Insistons sur le fait qu'aux pages 591 et 592 de l'arrêt, le même juge reconnaît également que, s'agissant de décider quel est le critère de contrôle judiciaire applicable dans un cas donné, l'existence d'une clause privative n'est pas déterminante:

Par conséquent, même lorsqu'il n'existe pas de clause privative et que la loi prévoit un droit d'appel, le concept de la spécialisation des fonctions exige des cours de justice qu'elles fassent preuve de retenue envers l'opinion du tribunal spécialisé sur des questions qui relèvent directement de son champ d'expertise. Ce point a été confirmé dans l'arrêt Fraternité unie des charpentiers et menuisiers d'Amérique, section locale 579 c. Bradco Construction Ltd., [1993] 2 R.C.S. 316 (Bradco), dans lequel le juge Sopinka, s'exprimant au nom de la majorité, affirme, à la p. 335:

. . . son expertise [du tribunal] est de la plus haute importance pour ce qui est de déterminer l'intention du législateur quant au degré de retenue dont il faut faire preuve à l'égard de la décision d'un tribunal en l'absence d'une clause privative intégrale. Même lorsque la loi habilitante du tribunal prévoit expressément l'examen par voie d'appel, comme c'était le cas dans l'affaire Bell Canada, précitée, on a souligné qu'il y avait lieu pour le tribunal d'appel de faire preuve de retenue envers les opinions que le tribunal spécialisé de juridiction inférieure avait exprimées sur des questions relevant directement de sa compétence.

Par contre, lorsque, comparativement au tribunal d'examen, le tribunal administratif manque d'expertise relative en ce qui concerne la question dont il a été saisi, cela justifie de ne pas faire preuve de retenue.

Enfin, sur la question de savoir quelle était la norme de contrôle judiciaire applicable à l'interprétation qu'un tribunal administratif a donnée d'une loi publique autre que sa propre loi constitutive, le juge Iacobucci a affirmé, dans l'arrêt que la Cour suprême du Canada a rendu dans Société Radio-Canada c. Canada (Conseil des relations du travail), [1995] 1 R.C.S. 157, à la page 187:

D'une manière générale, je souscris à la proposition selon laquelle la retenue judiciaire ne s'impose pas à l'égard de l'interprétation, par un tribunal administratif, d'une loi générale d'intérêt public qui n'est pas sa loi constitutive, tout en reconnaissant qu'une certaine retenue peut être indiquée dans des cas où la loi non constitutive se rapporte au mandat du tribunal et où celui-ci est souvent appelé à l'examiner. Cependant, cela ne veut pas dire que chaque fois qu'un tribunal administratif examine une autre loi en rendant sa décision, celle-ci devient dans l'ensemble sujette à un contrôle fondé sur la norme du caractère correct. S'il en était ainsi, il y aurait un élargissement considérable et injustifié des possibilités de contrôler les décisions administratives. [Non souligné dans l'original.]

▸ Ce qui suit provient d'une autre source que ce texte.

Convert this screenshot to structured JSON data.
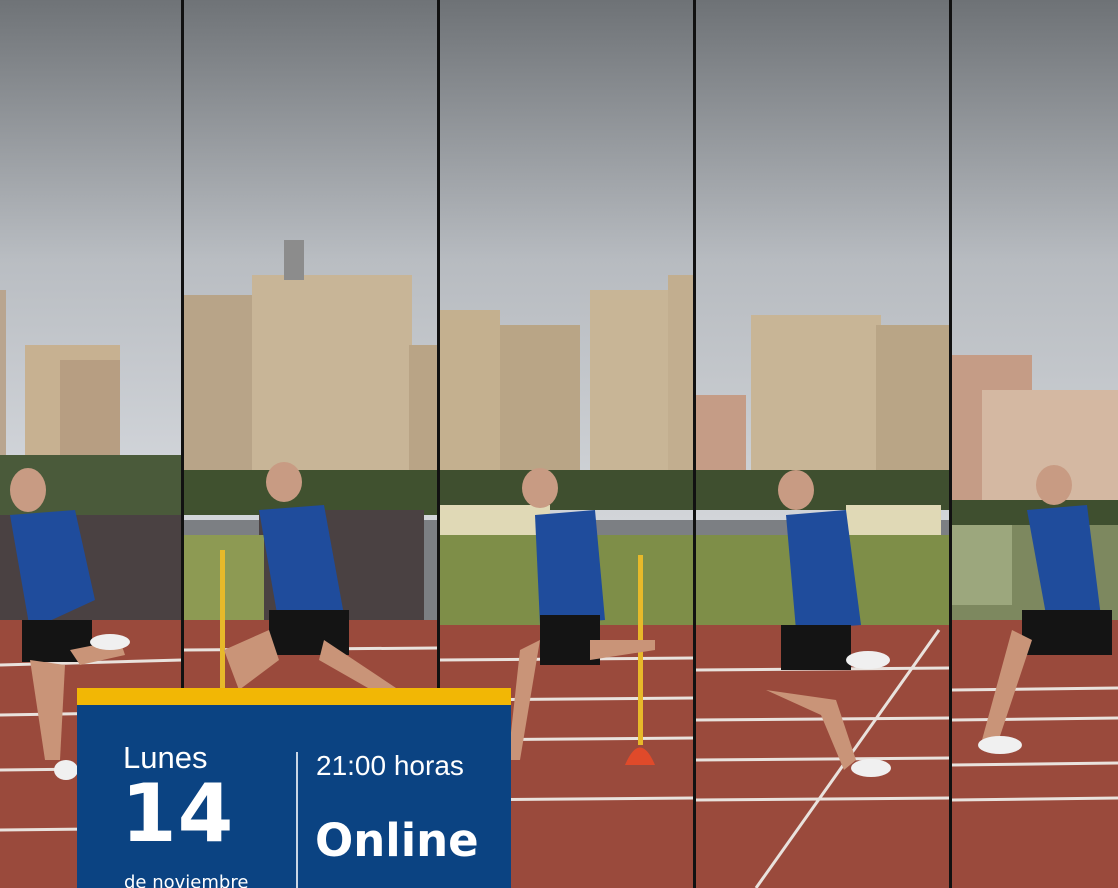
{
  "event": {
    "weekday": "Lunes",
    "day_number": "14",
    "month": "de noviembre",
    "time": "21:00 horas",
    "mode": "Online"
  },
  "colors": {
    "brand_blue": "#0b4382",
    "accent_yellow": "#f2b705",
    "top_bar": "#0b3f7a"
  },
  "photos": [
    {
      "frame": "sprint-frame-1"
    },
    {
      "frame": "sprint-frame-2"
    },
    {
      "frame": "sprint-frame-3"
    },
    {
      "frame": "sprint-frame-4"
    },
    {
      "frame": "sprint-frame-5"
    }
  ]
}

En l'espèce, la requérante soutient qu'il y a lieu de se fonder sur la justesse de la décision en cause étant donné que le président avait à se prononcer sur des questions touchant la compétence du conseil d'arbitrage. Je ne souscris pas à cette approche. Ce qui importe ici c'est la question de savoir si le président a agi dans les limites de sa compétence et non pas la question de la compétence qu'il devait conférer au conseil d'arbitrage. Or, la décision touchant les questions devant être portées en arbitrage relève clairement de la compétence du président. En fait, lorsqu'il décide quelles sont les questions pouvant être tranchées par une décision arbitrale, le président ne se prononce pas sur les limites de sa propre compétence. Au contraire, le président agit, dans cette hypothèse, dans les limites de la compétence que lui a conférée le législateur.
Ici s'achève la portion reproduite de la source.